Grayscale’s Bitcoin exchange-traded fund (ETF) has experienced its third consecutive day of decreasing net outflows, reaching a record low of $22.4 million. This comes as other ETFs combined have seen a two-week high in net inflows.
According to data from Farside Investor on February 26, the Grayscale Bitcoin Trust (GBTC) had three consecutive days of decreasing net outflows on February 22, 23, and 26. The trading week ended with a daily net outflow of $44.2 million, which was further halved on February 26.
Since January 11, the daily net outflows for GBTC have been declining, peaking at $640.5 million on January 22. However, since converting to an ETF, Grayscale has experienced 31 straight days of outflows, with a total of $7.47 billion drained from the ETF.
Adam Back, the CEO of Bitcoin technology firm Blockstream, expressed his anticipation for the day when GBTC experiences a net inflow. He believes this could happen if there is just enough premium to incentivize traders to arbitrage the ETF.
Henrik Andersson, the chief investment officer at asset manager Apollo Crypto, agrees with this sentiment, stating that when Grayscale’s fund finally posts a net inflow, it will be a significant signal to the market.
On February 26, Farside’s data also shows that the combined net inflows of all Bitcoin ETFs, excluding Invesco and Galaxy’s, reached $515.5 million, the highest in two weeks. The ETFs had a combined net inflow of $631.3 million on February 13 but have struggled to maintain momentum since then.
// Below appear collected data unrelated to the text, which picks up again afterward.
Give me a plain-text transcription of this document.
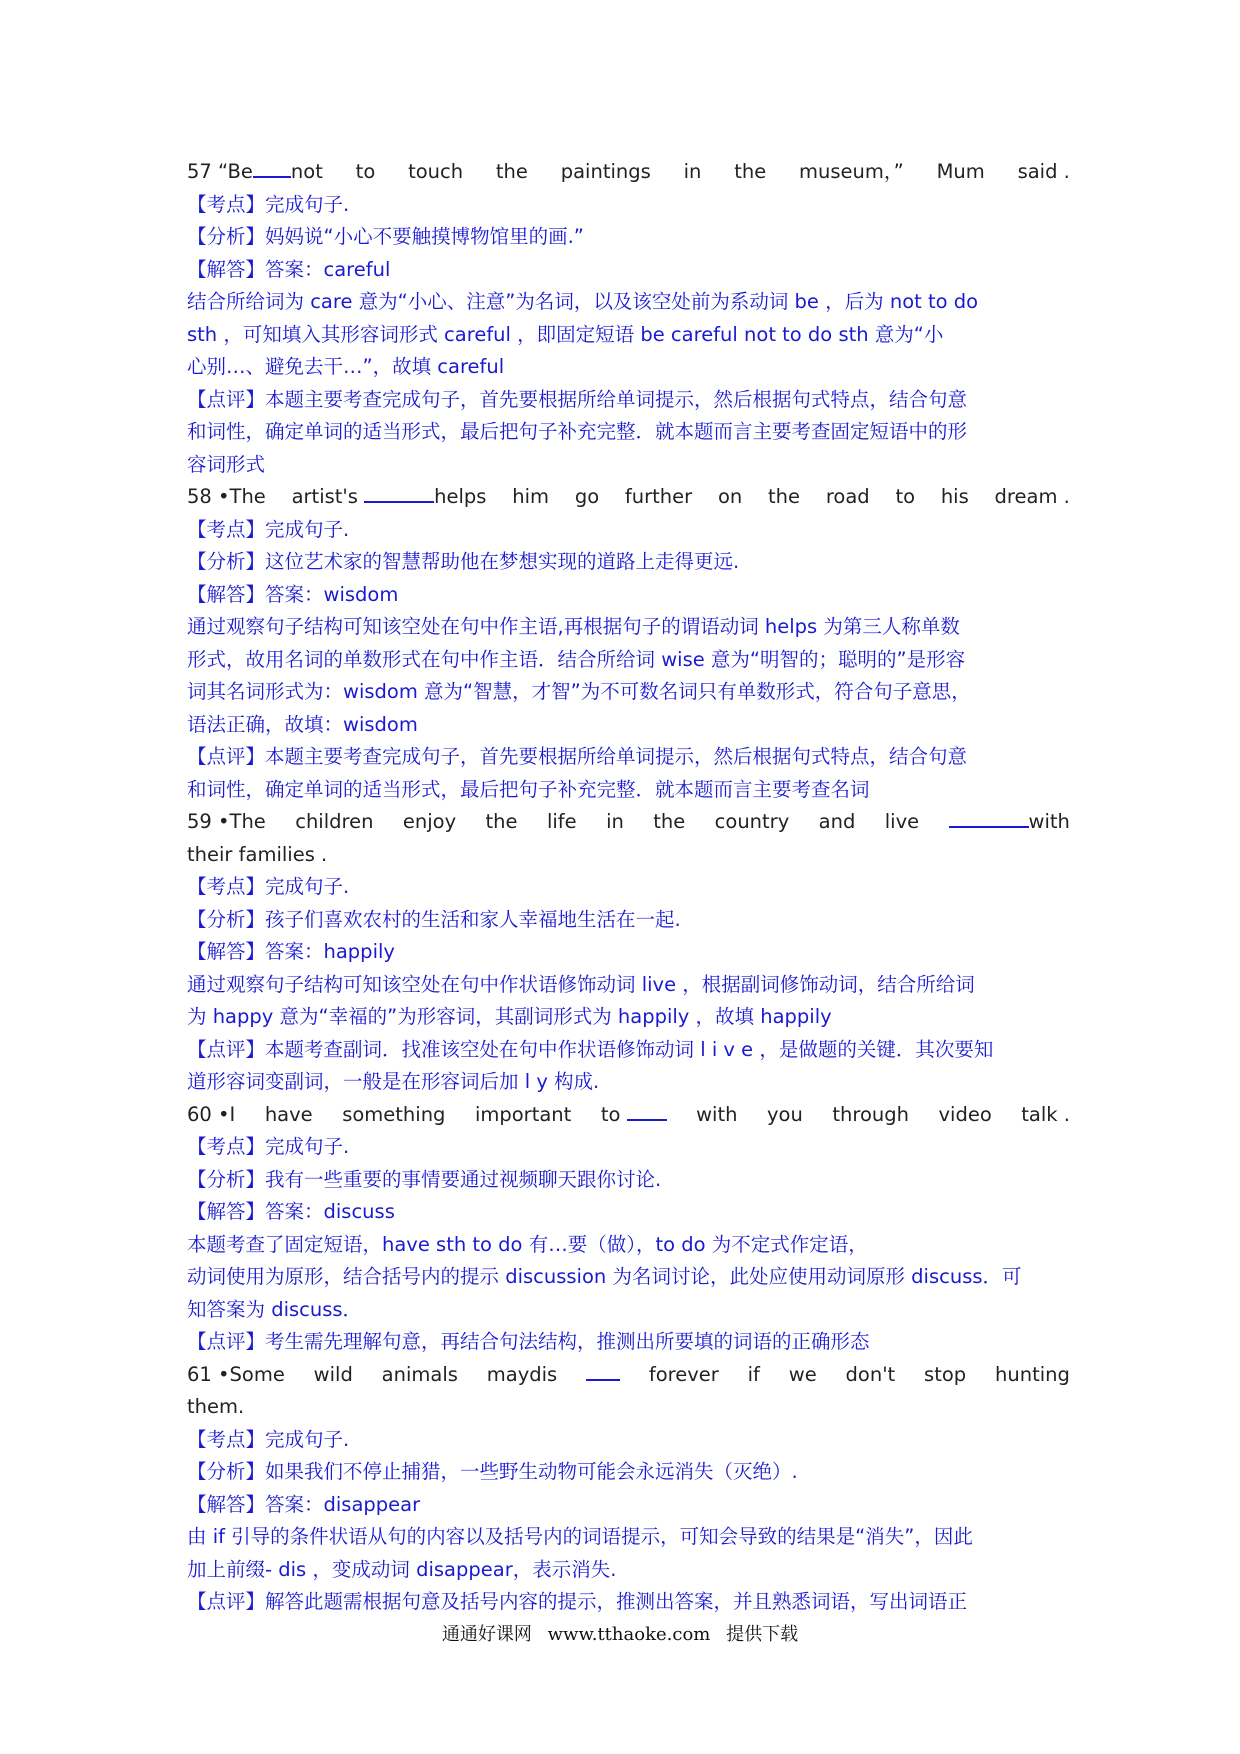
57 “Be not to touch the paintings in the museum，” Mum said .
【考点】完成句子.
【分析】妈妈说“小心不要触摸博物馆里的画.”
【解答】答案：careful
结合所给词为 care 意为“小心、注意”为名词，以及该空处前为系动词 be ，后为 not to do
sth ，可知填入其形容词形式 careful ，即固定短语 be careful not to do sth 意为“小
心别…、避免去干…”，故填 careful
【点评】本题主要考查完成句子，首先要根据所给单词提示，然后根据句式特点，结合句意
和词性，确定单词的适当形式，最后把句子补充完整．就本题而言主要考查固定短语中的形
容词形式
58 •The artist's	helps him go further on the road to his dream .
【考点】完成句子.
【分析】这位艺术家的智慧帮助他在梦想实现的道路上走得更远.
【解答】答案：wisdom
通过观察句子结构可知该空处在句中作主语,再根据句子的谓语动词 helps 为第三人称单数
形式，故用名词的单数形式在句中作主语．结合所给词 wise 意为“明智的；聪明的”是形容
词其名词形式为：wisdom 意为“智慧，才智”为不可数名词只有单数形式，符合句子意思，
语法正确，故填：wisdom
【点评】本题主要考查完成句子，首先要根据所给单词提示，然后根据句式特点，结合句意
和词性，确定单词的适当形式，最后把句子补充完整．就本题而言主要考查名词
59 •The children enjoy the life in the country and live	with
their families .
【考点】完成句子.
【分析】孩子们喜欢农村的生活和家人幸福地生活在一起.
【解答】答案：happily
通过观察句子结构可知该空处在句中作状语修饰动词 live ，根据副词修饰动词，结合所给词
为 happy 意为“幸福的”为形容词，其副词形式为 happily ，故填 happily
【点评】本题考查副词．找准该空处在句中作状语修饰动词 l i v e ，是做题的关键．其次要知
道形容词变副词，一般是在形容词后加 l y 构成.
60 •I have something important to	with you through video talk .
【考点】完成句子.
【分析】我有一些重要的事情要通过视频聊天跟你讨论.
【解答】答案：discuss
本题考查了固定短语，have sth to do 有…要（做），to do 为不定式作定语，
动词使用为原形，结合括号内的提示 discussion 为名词讨论，此处应使用动词原形 discuss．可
知答案为 discuss．
【点评】考生需先理解句意，再结合句法结构，推测出所要填的词语的正确形态
61 •Some wild animals maydis	forever if we don't stop hunting
them.
【考点】完成句子.
【分析】如果我们不停止捕猎，一些野生动物可能会永远消失（灭绝）.
【解答】答案：disappear
由 if 引导的条件状语从句的内容以及括号内的词语提示，可知会导致的结果是“消失”，因此
加上前缀- dis ，变成动词 disappear，表示消失.
【点评】解答此题需根据句意及括号内容的提示，推测出答案，并且熟悉词语，写出词语正
通通好课网 www.tthaoke.com 提供下载
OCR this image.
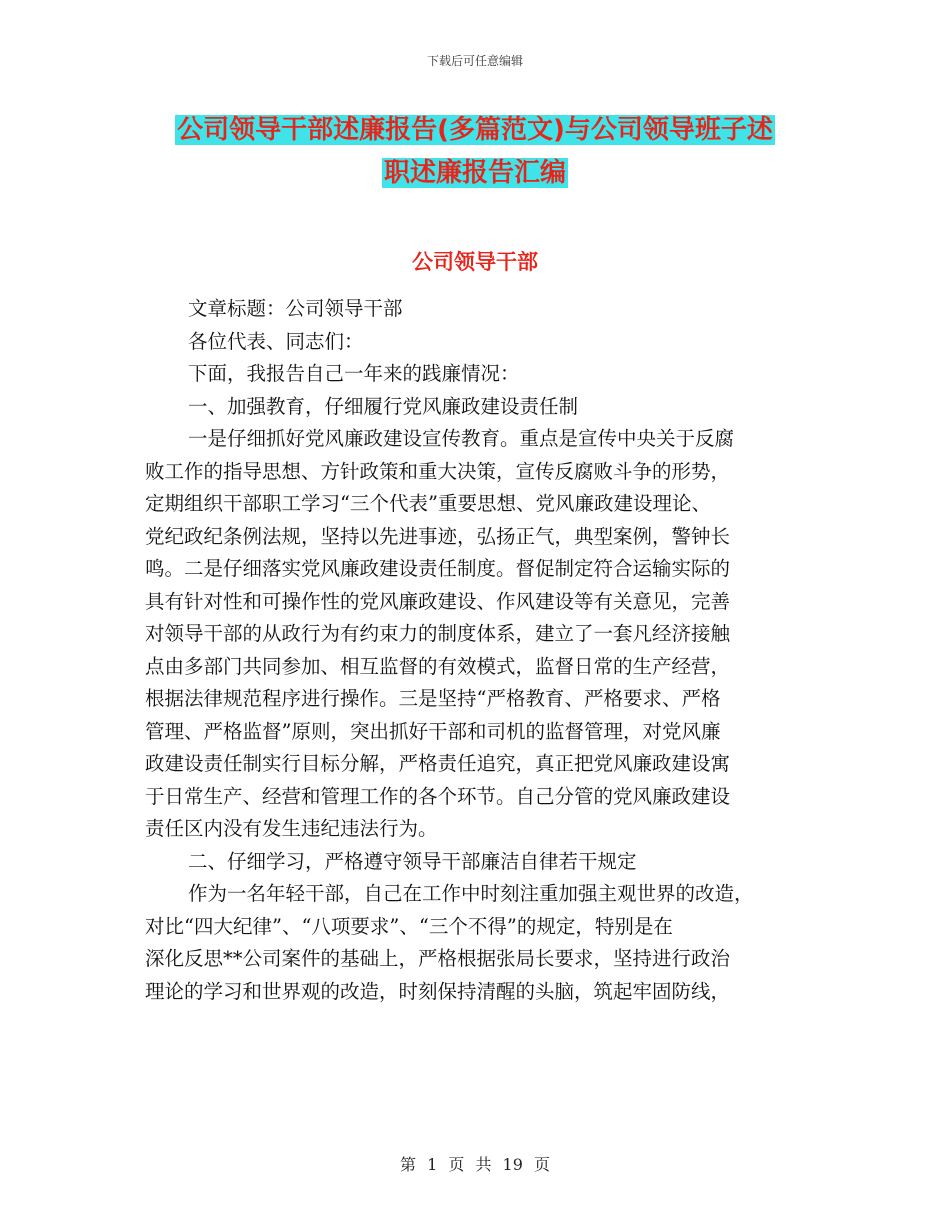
下载后可任意编辑
公司领导干部述廉报告(多篇范文)与公司领导班子述
职述廉报告汇编
公司领导干部
文章标题：公司领导干部
各位代表、同志们：
下面，我报告自己一年来的践廉情况：
一、加强教育，仔细履行党风廉政建设责任制
一是仔细抓好党风廉政建设宣传教育。重点是宣传中央关于反腐
败工作的指导思想、方针政策和重大决策，宣传反腐败斗争的形势，
定期组织干部职工学习“三个代表”重要思想、党风廉政建设理论、
党纪政纪条例法规，坚持以先进事迹，弘扬正气，典型案例，警钟长
鸣。二是仔细落实党风廉政建设责任制度。督促制定符合运输实际的
具有针对性和可操作性的党风廉政建设、作风建设等有关意见，完善
对领导干部的从政行为有约束力的制度体系，建立了一套凡经济接触
点由多部门共同参加、相互监督的有效模式，监督日常的生产经营，
根据法律规范程序进行操作。三是坚持“严格教育、严格要求、严格
管理、严格监督”原则，突出抓好干部和司机的监督管理，对党风廉
政建设责任制实行目标分解，严格责任追究，真正把党风廉政建设寓
于日常生产、经营和管理工作的各个环节。自己分管的党风廉政建设
责任区内没有发生违纪违法行为。
二、仔细学习，严格遵守领导干部廉洁自律若干规定
作为一名年轻干部，自己在工作中时刻注重加强主观世界的改造，
对比“四大纪律”、“八项要求”、“三个不得”的规定，特别是在
深化反思**公司案件的基础上，严格根据张局长要求，坚持进行政治
理论的学习和世界观的改造，时刻保持清醒的头脑，筑起牢固防线，
第 1 页 共 19 页
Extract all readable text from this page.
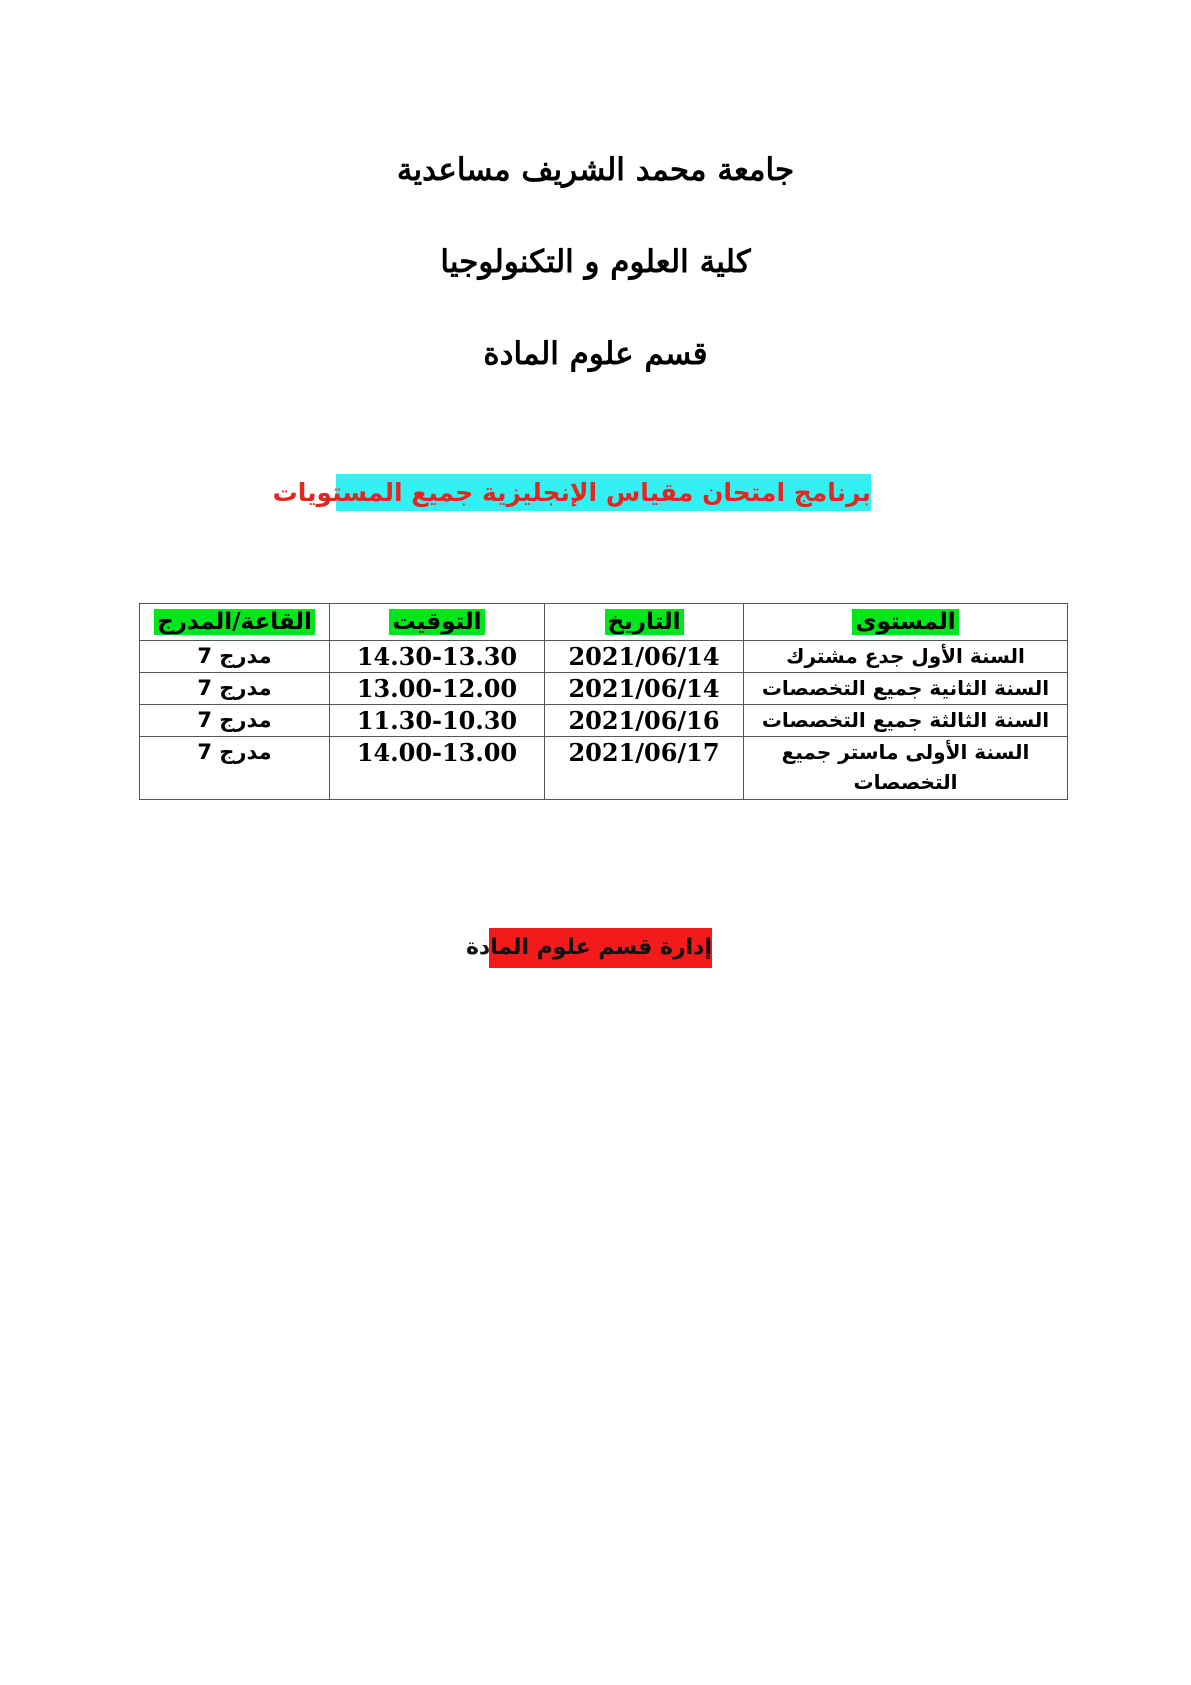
جامعة محمد الشريف مساعدية
كلية العلوم و التكنولوجيا
قسم علوم المادة
برنامج امتحان مقياس الإنجليزية جميع المستويات
المستوى	التاريخ	التوقيت	القاعة/المدرج
السنة الأول جدع مشترك	2021/06/14	14.30-13.30	مدرج 7
السنة الثانية جميع التخصصات	2021/06/14	13.00-12.00	مدرج 7
السنة الثالثة جميع التخصصات	2021/06/16	11.30-10.30	مدرج 7
السنة الأولى ماستر جميع التخصصات	2021/06/17	14.00-13.00	مدرج 7
إدارة قسم علوم المادة
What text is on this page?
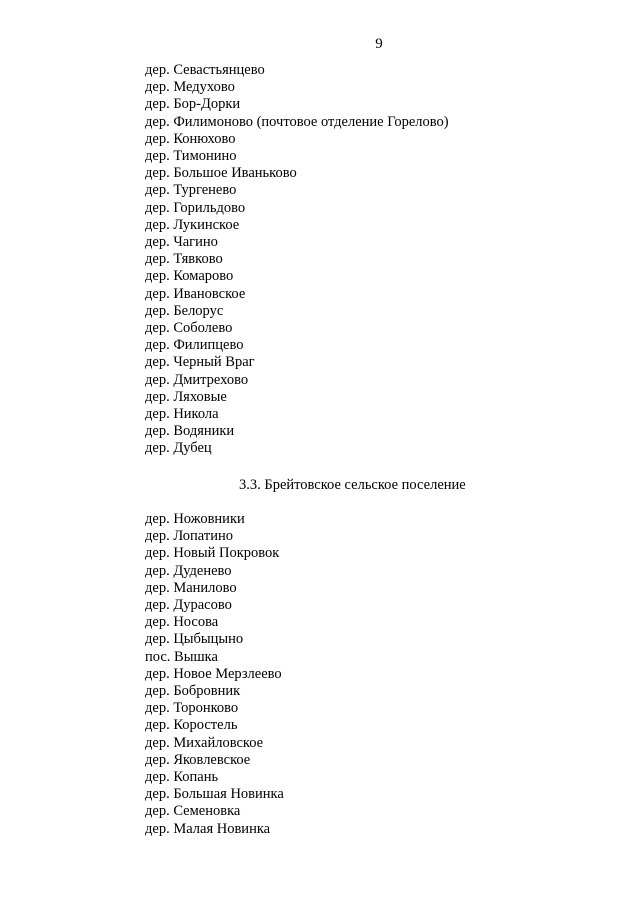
9
дер. Севастьянцево
дер. Медухово
дер. Бор-Дорки
дер. Филимоново (почтовое отделение Горелово)
дер. Конюхово
дер. Тимонино
дер. Большое Иваньково
дер. Тургенево
дер. Горильдово
дер. Лукинское
дер. Чагино
дер. Тявково
дер. Комарово
дер. Ивановское
дер. Белорус
дер. Соболево
дер. Филипцево
дер. Черный Враг
дер. Дмитрехово
дер. Ляховые
дер. Никола
дер. Водяники
дер. Дубец
3.3. Брейтовское сельское поселение
дер. Ножовники
дер. Лопатино
дер. Новый Покровок
дер. Дуденево
дер. Манилово
дер. Дурасово
дер. Носова
дер. Цыбыцыно
пос. Вышка
дер. Новое Мерзлеево
дер. Бобровник
дер. Торонково
дер. Коростель
дер. Михайловское
дер. Яковлевское
дер. Копань
дер. Большая Новинка
дер. Семеновка
дер. Малая Новинка
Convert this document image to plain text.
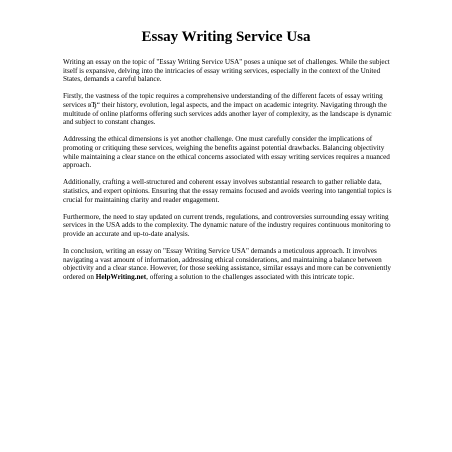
Essay Writing Service Usa

Writing an essay on the topic of "Essay Writing Service USA" poses a unique set of challenges. While the subject itself is expansive, delving into the intricacies of essay writing services, especially in the context of the United States, demands a careful balance.

Firstly, the vastness of the topic requires a comprehensive understanding of the different facets of essay writing services вЂ“ their history, evolution, legal aspects, and the impact on academic integrity. Navigating through the multitude of online platforms offering such services adds another layer of complexity, as the landscape is dynamic and subject to constant changes.

Addressing the ethical dimensions is yet another challenge. One must carefully consider the implications of promoting or critiquing these services, weighing the benefits against potential drawbacks. Balancing objectivity while maintaining a clear stance on the ethical concerns associated with essay writing services requires a nuanced approach.

Additionally, crafting a well-structured and coherent essay involves substantial research to gather reliable data, statistics, and expert opinions. Ensuring that the essay remains focused and avoids veering into tangential topics is crucial for maintaining clarity and reader engagement.

Furthermore, the need to stay updated on current trends, regulations, and controversies surrounding essay writing services in the USA adds to the complexity. The dynamic nature of the industry requires continuous monitoring to provide an accurate and up-to-date analysis.

In conclusion, writing an essay on "Essay Writing Service USA" demands a meticulous approach. It involves navigating a vast amount of information, addressing ethical considerations, and maintaining a balance between objectivity and a clear stance. However, for those seeking assistance, similar essays and more can be conveniently ordered on HelpWriting.net, offering a solution to the challenges associated with this intricate topic.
Fidelity’s ETF saw the majority of the inflows on February 26, with over $243 million, accounting for nearly half of the day’s total. The other half of the net inflow came from BlackRock’s ETF, along with ARK Invest and 21Shares fund, which had respective inflows of nearly $112 million and over $130.5 million.
Overall, the Bitcoin ETFs have seen over $6 billion in net inflows since their launch on January 11.